2016年10月20日木曜日

China 2049 / マイケル・ピルズベリー (2015)

The Hundred-Year Marathon by Michael Pillsbury

アメリカの中国通である著者が、痛烈に中国を批判しています。
著者は過去'60年代から'80年代にかけて、アメリカと中国の懸け橋になり、この時代にアメリカと中国は急速に接近していったようです。
ところが、天安門事件を機に一気に関係が冷え込み、それとともに著者は中国についての見方を変えていったようです。
あれだけ信頼していたのになんだ!ということなんですかね。

著者によれば、天安門事件から中国が変わったのではなく、毛沢東の時代からいつかは世界一になろうと、使える国は使うという姿勢だということです。(少し恨みが過ぎて、ちょっと言い過ぎのように思います。)
昔の春秋戦国時代の、人の裏をかいて、うまくだまして相手をやっつける、というのが中国人の頭に刷り込まれており、それと同じことを現代にもやっている、ということを主張しています。赤壁の戦のようなだましだまされ、の世界観ですね。100年計画で世界の覇者になろうとしている、のだと。政治的にも、経済的にも、軍事的にも。

そして、予想以上にアメリカの力が低下してきているので、中国が覇権をとるのはより近づいている、と予想しています。
しかも中国が覇権国になると、現在の中国がやっていることが押しつけられ、今とは全く違う非常に住みにくい世界になる、と。

著者に言わせると、中国の指導者は偏狭な情報で世界を見、他国を信じない世界観で世界を見ているそうです。アメリカによる中国大使館の誤爆のときに、江沢民を中心とした中国の指導者たちは、アメリカによる意図的な爆撃だと断じて、ほぼアメリカと断絶状態になります。衝撃ですね。もっと多くの事実を集めて、平たく議論してほしいですね。

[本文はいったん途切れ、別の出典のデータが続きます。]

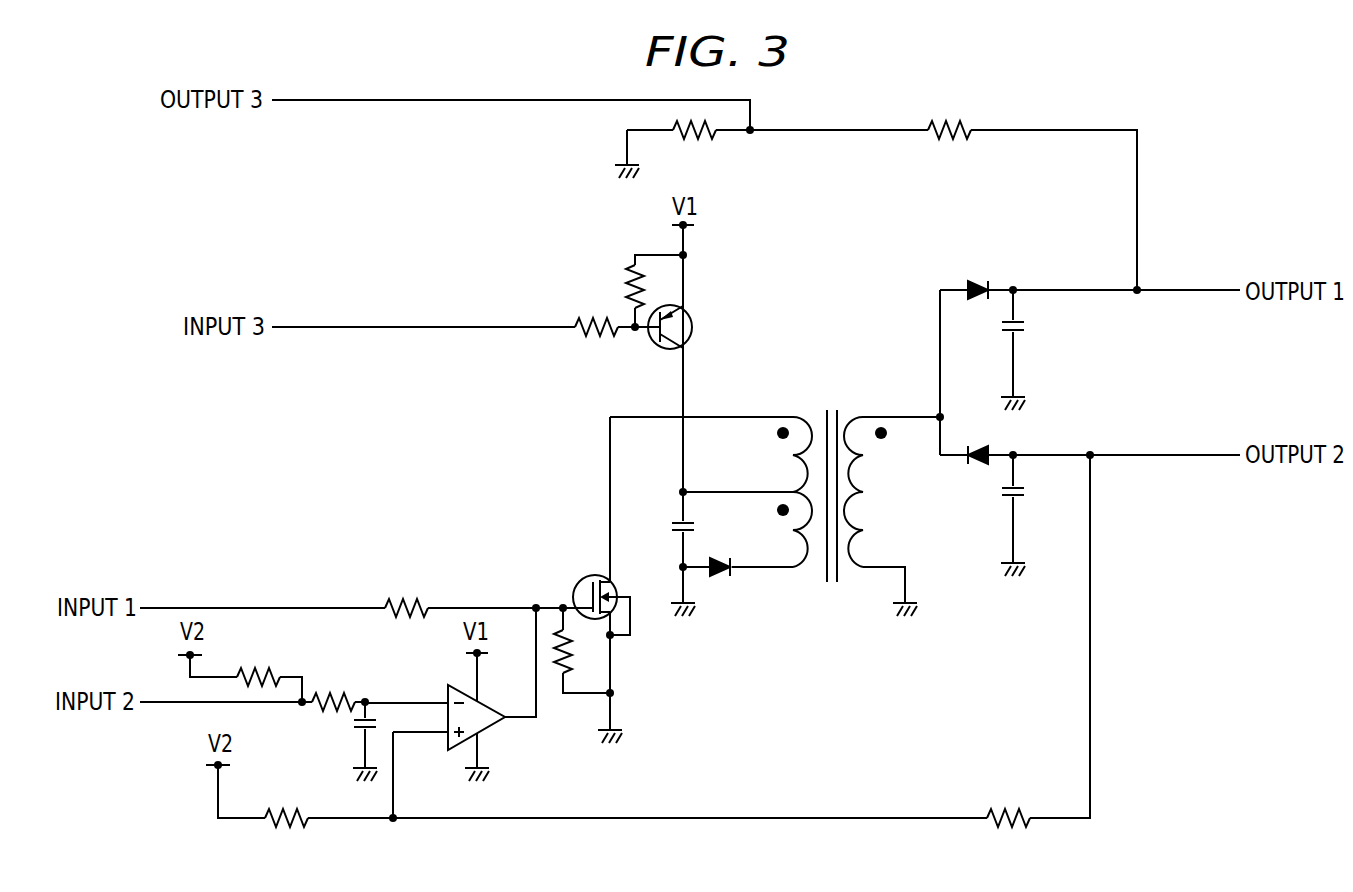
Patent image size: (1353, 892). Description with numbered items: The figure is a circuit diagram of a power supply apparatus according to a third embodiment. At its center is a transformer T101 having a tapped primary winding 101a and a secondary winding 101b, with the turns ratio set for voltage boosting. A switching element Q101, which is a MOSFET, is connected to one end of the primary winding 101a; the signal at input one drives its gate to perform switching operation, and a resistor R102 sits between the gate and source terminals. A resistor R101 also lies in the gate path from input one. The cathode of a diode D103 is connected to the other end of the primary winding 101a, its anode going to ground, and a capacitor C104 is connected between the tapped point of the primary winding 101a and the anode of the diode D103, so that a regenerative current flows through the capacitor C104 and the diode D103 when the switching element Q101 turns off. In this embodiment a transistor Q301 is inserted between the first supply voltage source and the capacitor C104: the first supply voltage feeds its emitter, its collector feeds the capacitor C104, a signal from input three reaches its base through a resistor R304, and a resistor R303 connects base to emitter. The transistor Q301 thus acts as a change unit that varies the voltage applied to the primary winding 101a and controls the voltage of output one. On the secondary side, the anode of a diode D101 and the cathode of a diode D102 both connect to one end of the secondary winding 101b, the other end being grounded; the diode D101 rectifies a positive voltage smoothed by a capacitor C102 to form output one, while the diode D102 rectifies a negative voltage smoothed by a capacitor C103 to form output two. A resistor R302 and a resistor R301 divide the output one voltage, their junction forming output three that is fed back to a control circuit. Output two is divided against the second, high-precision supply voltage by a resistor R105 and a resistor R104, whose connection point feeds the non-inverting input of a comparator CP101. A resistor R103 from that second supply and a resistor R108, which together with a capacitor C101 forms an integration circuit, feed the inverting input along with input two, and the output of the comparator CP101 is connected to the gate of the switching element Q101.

The resistor R301 is at (688, 146).
The resistor R302 is at (953, 116).
The resistor R303 is at (606, 286).
The resistor R304 is at (593, 342).
The transistor Q301 is at (701, 327).
The transformer T101 is at (829, 477).
The primary winding 101a is at (755, 417).
The secondary winding 101b is at (898, 417).
The diode D103 is at (749, 554).
The capacitor C104 is at (659, 542).
The diode D101 is at (983, 275).
The diode D102 is at (960, 472).
The capacitor C102 is at (1041, 341).
The capacitor C103 is at (1038, 506).
The resistor R105 is at (1010, 804).
The resistor R101 is at (405, 592).
The switching element Q101 is at (583, 590).
The resistor R102 is at (574, 653).
The comparator CP101 is at (498, 721).
The resistor R103 is at (255, 663).
The resistor R108 is at (339, 688).
The capacitor C101 is at (342, 739).
The resistor R104 is at (283, 804).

仮に著者の言う通りだとしても、果たしてあの時の鄧小平の決断は正しかったのか?という疑問はずっとあります。
著者は言います。「胡耀邦や趙紫陽ではなく、鄧小平や江沢民を信じたのは間違いだった」と。そのとおり。鄧小平は胡耀邦を切り、趙紫陽を切り、後を保守派(筆者に言わせればタカ派)に委ねてしまった。そう決断してなかったら、中国はまた違った道を歩んでいたのではないかと思います。(著者はそうではないと言いそうですが)
僕は鄧小平は、本物のマルキストではなかったのではないかと思っています。もしかしたら毛沢東も。西洋諸国からの尊厳を守るための一番の近道が共産党だったんではないでしょうか。しかし、彼ら第一世代が死んで、次以降の世代は体制の存続が主体となりますよね。維新のときの徳川家しかり、第2次大戦のときの天皇制しかり。
一方で、この勢いのある中国を排除することはできません。少なくとも経済的にはうまく利用する側に回らないといけないと思います。


2016年10月8日土曜日

人工知能 人類最悪にして最後の発明 / ジェイムズ・バラット (2013)

Our Final Invention by James Barrat

僕らが行き着く未来は、「アトム」ではなく「ターミネーター」だった。
本のスリーブにそう書いてある通りの内容です。

AI(Artificial Interigence)=人工知能 が進化して、AGI(Artificial General Inteligence)=汎用人口知能 となり、それがさらに自己成長して ASI(Artificial Super Inteligence)=超人工知能になると言います。
それが、人類にとってどういう影響を与えるかわからない、つまり人類に良いことばかりではない、というのが筆者の主張です。
確かに、機械が遂行するアルゴリズムが、人にとっていいもの、というのは幻想です。
本書の中にもありますが、潜水艦は泳げない、ということです。生物とは違うやり方で潜航するという行為を行います。先日の碁の対戦をしたAIも、人間なら取らないような手を打つようです。
こういった機械が人類よりも高い知能を持つようになったとき、人類は破滅に向かうに違いない、と断言しています。

まさにターミネーターの世界です。映画ターミネーターでは、スカイネットという人工知能が、人類との間で戦争をしています。ネットと名がつくようにおそらくネットワークの中で増殖していったのでしょう。
あるいは、スタンドアローンであれば、2001年宇宙の旅です。HAL9000は、自分を疑った乗組員を船外に放り出します。

電気エネルギーの中でしか生きていけない人工知能が、人類を脅かす存在になる、というのは少し荒唐無稽のようにも思いますが、筆者は何人もの科学者や実務家にインタビューすることで、自説を補強しています。

たった一つの主張のために論証を繰り返し、400ページ近い本を書くのは並大抵ではないと思います。少し冗長です。